The timeline of the trial aligned with the date that utilization management was implemented for the health plan (March 1, 2011). Measurement occurred over three periods, each one year long, including two full years preceding and one year following the RBM implementation. The three periods are defined as:
– Year 1, March 1, 2009 to February 29, 2010,
– Year 2, March 1, 2010 to February 29, 2011, and
– Year 3, March 1, 2011 to December 31, 2011.
Due to delay in claims processing, data for the final two months of Year 3 (January and February 2012) were not available at the time of printing.
Over each of these periods, average utilization rates, defined as the number of units performed per thousand members, declined year-over-year by 3 and 22% in Years 2 and 3, respectively (Figure 1).
The reduction in utilization was immediate and sustained following the RBM implementation, with the health plan experiencing year-over-year reductions in all months during Year 3 (Figure 2).

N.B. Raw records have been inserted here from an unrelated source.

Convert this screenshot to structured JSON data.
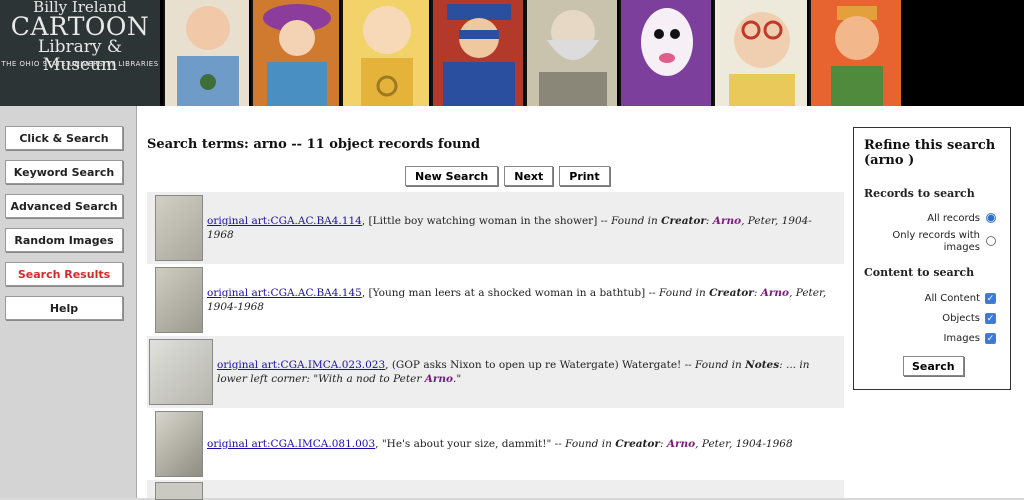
{
  "logo": {
    "line1": "Billy Ireland",
    "line2": "CARTOON",
    "line3": "Library & Museum",
    "line4": "THE OHIO STATE UNIVERSITY LIBRARIES"
  },
  "nav": [
    {
      "label": "Click & Search",
      "active": false
    },
    {
      "label": "Keyword Search",
      "active": false
    },
    {
      "label": "Advanced Search",
      "active": false
    },
    {
      "label": "Random Images",
      "active": false
    },
    {
      "label": "Search Results",
      "active": true
    },
    {
      "label": "Help",
      "active": false
    }
  ],
  "heading": "Search terms: arno -- 11 object records found",
  "buttons": {
    "new_search": "New Search",
    "next": "Next",
    "print": "Print"
  },
  "results": [
    {
      "link": "original art:CGA.AC.BA4.114",
      "desc": ", [Little boy watching woman in the shower] -- ",
      "found": "Found in ",
      "field": "Creator",
      "sep": ": ",
      "hl": "Arno",
      "tail": ", Peter, 1904-1968",
      "tail_italic": true
    },
    {
      "link": "original art:CGA.AC.BA4.145",
      "desc": ", [Young man leers at a shocked woman in a bathtub] -- ",
      "found": "Found in ",
      "field": "Creator",
      "sep": ": ",
      "hl": "Arno",
      "tail": ", Peter, 1904-1968",
      "tail_italic": true
    },
    {
      "link": "original art:CGA.IMCA.023.023",
      "desc": ", (GOP asks Nixon to open up re Watergate) Watergate! -- ",
      "found": "Found in ",
      "field": "Notes",
      "sep": ": ... in lower left corner: \"With a nod to Peter ",
      "hl": "Arno",
      "tail": ".\"",
      "tail_italic": true
    },
    {
      "link": "original art:CGA.IMCA.081.003",
      "desc": ", \"He's about your size, dammit!\" -- ",
      "found": "Found in ",
      "field": "Creator",
      "sep": ": ",
      "hl": "Arno",
      "tail": ", Peter, 1904-1968",
      "tail_italic": true
    }
  ],
  "refine": {
    "title": "Refine this search (arno )",
    "records_heading": "Records to search",
    "all_records": "All records",
    "only_images": "Only records with images",
    "content_heading": "Content to search",
    "all_content": "All Content",
    "objects": "Objects",
    "images": "Images",
    "search_button": "Search"
  }
}
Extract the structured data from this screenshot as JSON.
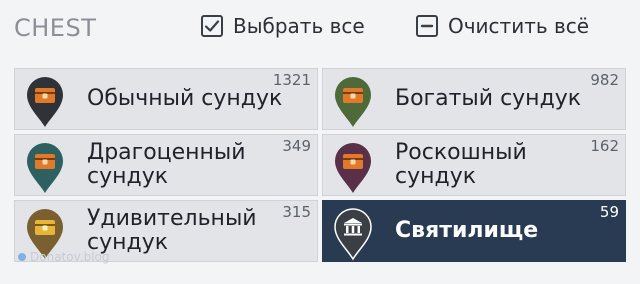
{
  "header": {
    "title": "CHEST",
    "select_all": "Выбрать все",
    "clear_all": "Очистить всё"
  },
  "items": [
    {
      "label": "Обычный сундук",
      "count": "1321",
      "pin_color": "#2f3237",
      "icon": "chest-icon"
    },
    {
      "label": "Богатый сундук",
      "count": "982",
      "pin_color": "#4f6a3a",
      "icon": "chest-icon"
    },
    {
      "label": "Драгоценный сундук",
      "count": "349",
      "pin_color": "#2e6062",
      "icon": "chest-icon"
    },
    {
      "label": "Роскошный сундук",
      "count": "162",
      "pin_color": "#5a2f48",
      "icon": "chest-icon"
    },
    {
      "label": "Удивительный сундук",
      "count": "315",
      "pin_color": "#7a6030",
      "icon": "chest-icon"
    },
    {
      "label": "Святилище",
      "count": "59",
      "pin_color": "#3a3f46",
      "icon": "shrine-icon",
      "selected": true
    }
  ],
  "watermark": "Donatov.blog",
  "colors": {
    "selected_bg": "#283b52",
    "card_bg": "#e2e4e7",
    "chest_orange": "#e07a2a"
  }
}
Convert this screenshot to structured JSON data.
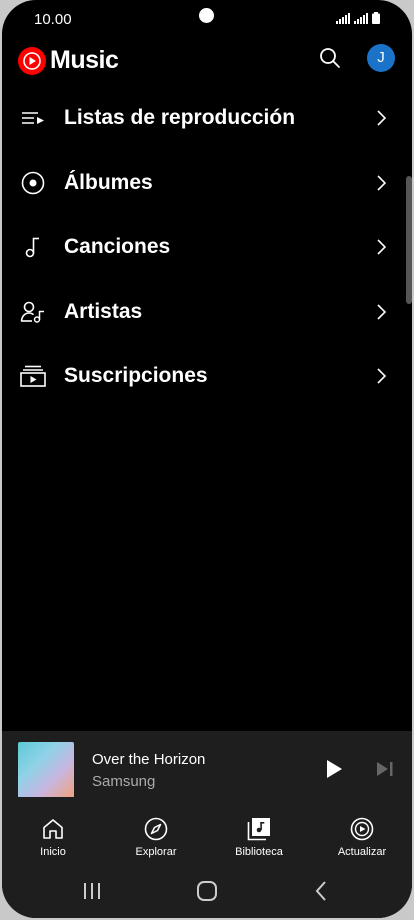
{
  "status_bar": {
    "time": "10.00"
  },
  "header": {
    "app_name": "Music",
    "avatar_letter": "J"
  },
  "menu": {
    "items": [
      {
        "label": "Listas de reproducción",
        "icon": "playlist-icon"
      },
      {
        "label": "Álbumes",
        "icon": "album-icon"
      },
      {
        "label": "Canciones",
        "icon": "music-note-icon"
      },
      {
        "label": "Artistas",
        "icon": "artist-icon"
      },
      {
        "label": "Suscripciones",
        "icon": "subscriptions-icon"
      }
    ]
  },
  "player": {
    "title": "Over the Horizon",
    "artist": "Samsung"
  },
  "nav": {
    "items": [
      {
        "label": "Inicio",
        "icon": "home-icon"
      },
      {
        "label": "Explorar",
        "icon": "compass-icon"
      },
      {
        "label": "Biblioteca",
        "icon": "library-icon"
      },
      {
        "label": "Actualizar",
        "icon": "upgrade-icon"
      }
    ],
    "active_index": 2
  },
  "colors": {
    "background": "#000000",
    "brand_red": "#ff0000",
    "avatar_blue": "#1a73c9",
    "surface": "#1e1e1e"
  }
}
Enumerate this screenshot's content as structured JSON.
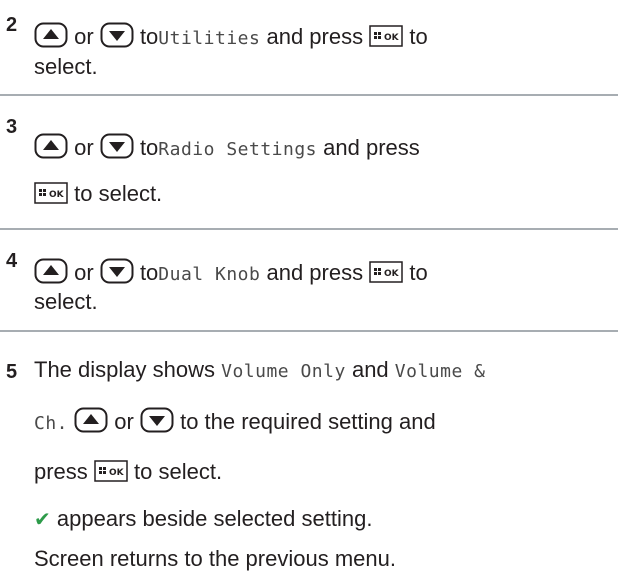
{
  "steps": [
    {
      "number": "2",
      "or": "or",
      "to": "to",
      "menu_item": "Utilities",
      "and_press": "and press",
      "to2": "to",
      "select": "select."
    },
    {
      "number": "3",
      "or": "or",
      "to": "to",
      "menu_item": "Radio Settings",
      "and_press": "and press",
      "to_select": "to select."
    },
    {
      "number": "4",
      "or": "or",
      "to": "to",
      "menu_item": "Dual Knob",
      "and_press": "and press",
      "to2": "to",
      "select": "select."
    },
    {
      "number": "5",
      "display_shows": "The display shows",
      "option_1": "Volume Only",
      "and": "and",
      "option_2a": "Volume &",
      "option_2b": "Ch.",
      "or": "or",
      "to_required": "to the required setting and",
      "press": "press",
      "to_select": "to select.",
      "check_note": "appears beside selected setting.",
      "return_note": "Screen returns to the previous menu."
    }
  ],
  "icons": {
    "up_key": "up-arrow-key-icon",
    "down_key": "down-arrow-key-icon",
    "ok_key": "menu-ok-key-icon",
    "check": "checkmark-icon"
  },
  "ok_key_label": "OK",
  "colors": {
    "rule": "#a7adb2",
    "check": "#2d9b4a",
    "text": "#231f20"
  }
}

The decline in utilization over each of the periods translated into a decrease in costs, defined as the total cost per member per month (PMPM). On average, PMPM costs decreased by 3 and 19% in Years 2 and 3, respectively (Figure 3).
This analysis suggests that the impact of RBM is additive to that of an ACO approach in decreasing costs through reducing unnecessary medical care. In this example, when RBM oversight was added to a pre-existing ACO-like entity (namely a network in which many of the affiliated providers were incentivized to control costs through capitation), costs were controlled to an even greater extent than achieved through imposition of ACO-like incentives alone (in which a degree of financial responsibility was placed on providers to limit unnecessary expenditures). RBM may thus benefit a network regardless of the incentives to reduce inappropriate utilization already in place, whether they emanate from the establishment of an ACO or from some other similar arrangement to improve care.
Figure 1: Average CT, MRI, and PET utilization rates per thousand members.
Figure 2: Monthly year-over-year decline in utilization for CT, MRI, and PET.
Figure 3: Per member per month costs for CT, MRI, and PET.